One of the slightly spooky parts of the snipes’ domain (the engine room) is the escape trunk–this is a small door in the wall that looks like a phone booth or broom closet, and should there be a steam leak you push through the door and scurry up the ladder, climbing a few decks until you reach a hand wheel, spin it open, and pop open the emergency escape scuttle.
The swinging door at the base of the escape trunk had a seal on it so that it would block most of the steam and prevent you from being cooked alive as you climbed.
I don’t think any of us expected it to actually work.

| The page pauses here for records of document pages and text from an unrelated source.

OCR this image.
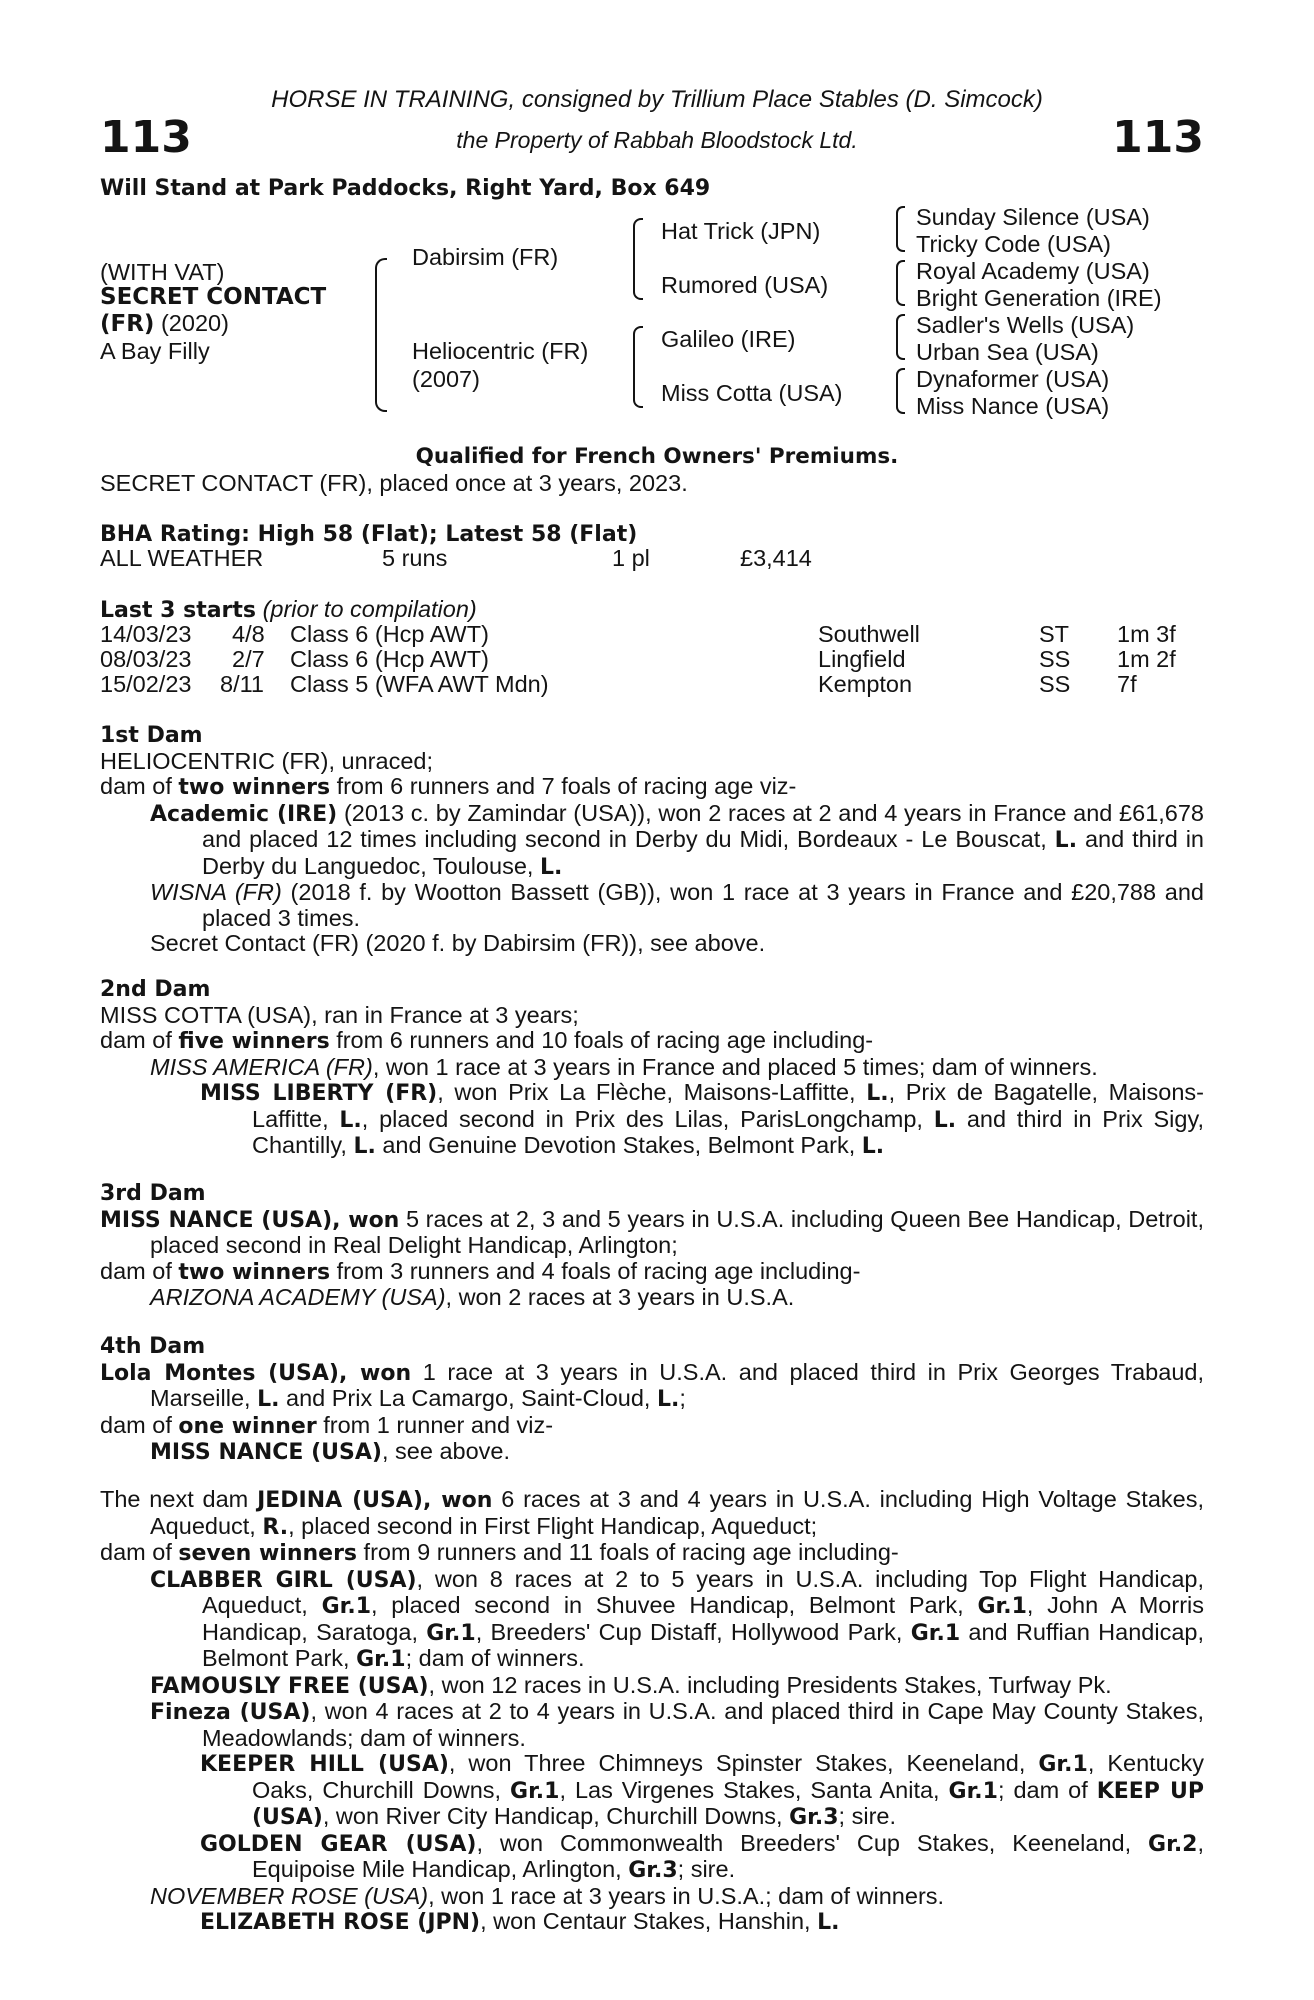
113	113
HORSE IN TRAINING, consigned by Trillium Place Stables (D. Simcock)
the Property of Rabbah Bloodstock Ltd.
Will Stand at Park Paddocks, Right Yard, Box 649
(WITH VAT)
SECRET CONTACT
(FR) (2020)
A Bay Filly
Dabirsim (FR)
Heliocentric (FR)
(2007)
Hat Trick (JPN)
Rumored (USA)
Galileo (IRE)
Miss Cotta (USA)
Sunday Silence (USA)
Tricky Code (USA)
Royal Academy (USA)
Bright Generation (IRE)
Sadler's Wells (USA)
Urban Sea (USA)
Dynaformer (USA)
Miss Nance (USA)
Qualified for French Owners' Premiums.
SECRET CONTACT (FR), placed once at 3 years, 2023.
BHA Rating: High 58 (Flat); Latest 58 (Flat)
ALL WEATHER	5 runs	1 pl	£3,414
Last 3 starts (prior to compilation)
14/03/23 4/8 Class 6 (Hcp AWT)	Southwell	ST 1m 3f
08/03/23 2/7 Class 6 (Hcp AWT)	Lingfield	SS 1m 2f
15/02/23 8/11 Class 5 (WFA AWT Mdn)	Kempton	SS 7f

1st Dam

HELIOCENTRIC (FR), unraced;

dam of two winners from 6 runners and 7 foals of racing age viz-

Academic (IRE) (2013 c. by Zamindar (USA)), won 2 races at 2 and 4 years in France and £61,678 and placed 12 times including second in Derby du Midi, Bordeaux - Le Bouscat, L. and third in Derby du Languedoc, Toulouse, L.

WISNA (FR) (2018 f. by Wootton Bassett (GB)), won 1 race at 3 years in France and £20,788 and placed 3 times.

Secret Contact (FR) (2020 f. by Dabirsim (FR)), see above.

2nd Dam

MISS COTTA (USA), ran in France at 3 years;

dam of five winners from 6 runners and 10 foals of racing age including-

MISS AMERICA (FR), won 1 race at 3 years in France and placed 5 times; dam of winners.

MISS LIBERTY (FR), won Prix La Flèche, Maisons-Laffitte, L., Prix de Bagatelle, Maisons-Laffitte, L., placed second in Prix des Lilas, ParisLongchamp, L. and third in Prix Sigy, Chantilly, L. and Genuine Devotion Stakes, Belmont Park, L.

3rd Dam

MISS NANCE (USA), won 5 races at 2, 3 and 5 years in U.S.A. including Queen Bee Handicap, Detroit, placed second in Real Delight Handicap, Arlington;

dam of two winners from 3 runners and 4 foals of racing age including-

ARIZONA ACADEMY (USA), won 2 races at 3 years in U.S.A.

4th Dam

Lola Montes (USA), won 1 race at 3 years in U.S.A. and placed third in Prix Georges Trabaud, Marseille, L. and Prix La Camargo, Saint-Cloud, L.;

dam of one winner from 1 runner and viz-

MISS NANCE (USA), see above.

The next dam JEDINA (USA), won 6 races at 3 and 4 years in U.S.A. including High Voltage Stakes, Aqueduct, R., placed second in First Flight Handicap, Aqueduct;

dam of seven winners from 9 runners and 11 foals of racing age including-

CLABBER GIRL (USA), won 8 races at 2 to 5 years in U.S.A. including Top Flight Handicap, Aqueduct, Gr.1, placed second in Shuvee Handicap, Belmont Park, Gr.1, John A Morris Handicap, Saratoga, Gr.1, Breeders' Cup Distaff, Hollywood Park, Gr.1 and Ruffian Handicap, Belmont Park, Gr.1; dam of winners.

FAMOUSLY FREE (USA), won 12 races in U.S.A. including Presidents Stakes, Turfway Pk.

Fineza (USA), won 4 races at 2 to 4 years in U.S.A. and placed third in Cape May County Stakes, Meadowlands; dam of winners.

KEEPER HILL (USA), won Three Chimneys Spinster Stakes, Keeneland, Gr.1, Kentucky Oaks, Churchill Downs, Gr.1, Las Virgenes Stakes, Santa Anita, Gr.1; dam of KEEP UP (USA), won River City Handicap, Churchill Downs, Gr.3; sire.

GOLDEN GEAR (USA), won Commonwealth Breeders' Cup Stakes, Keeneland, Gr.2, Equipoise Mile Handicap, Arlington, Gr.3; sire.

NOVEMBER ROSE (USA), won 1 race at 3 years in U.S.A.; dam of winners.

ELIZABETH ROSE (JPN), won Centaur Stakes, Hanshin, L.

Often these escape scuttles are embedded in the deck of some office space, flush. They are usually painted red and sailors are told not to stand on them, lest some poor guy be trying to open it from below while some dude is standing on it.
There are similar scuttles in the center of larger watertight hatches that are positioned over ladders. Usually the larger hatch will be open, to allow free passage throughout the ship, but when at battle stations most of those large hatches are sealed shut, so the little scuttle provides a way of passing through should the need arise.
ETA: Those emergency escape scuttles in the floor usually have a hole in the center, where a hand wheel would normally be. These are opened from above by using a T-handle, typically clipped to the nearby bulkhead.
Are the hatches configured such that it is possible to go down and out through the bottom of the hull? If you are trapped below deck in a sealed compartment, then water shouldn’t rush in when you open a hatch in the floor; you just create a moon pool of type “C” in this picture.
There was an 2013 incident in which a ship sunk off the coast of Africa. 3 days later a diver went down to recover bodies, and was slightly surprised when a sailor - who had been surviving in an air pocket for those three days - reached out and grabbed him when he surfaced into that air pocket. Point being that when an underwater compartment is open to the water at its bottom, the water doesn’t just rush in.
I’m not sure I’m following you…
If you are talking about some kind of hatch below the waterline, then I can assure you that no standard warship has hatches below the waterline. Such hull penetrations would weaken the hull for little gain.
When a warship goes down, many of the guys in the deeper parts of the ship die.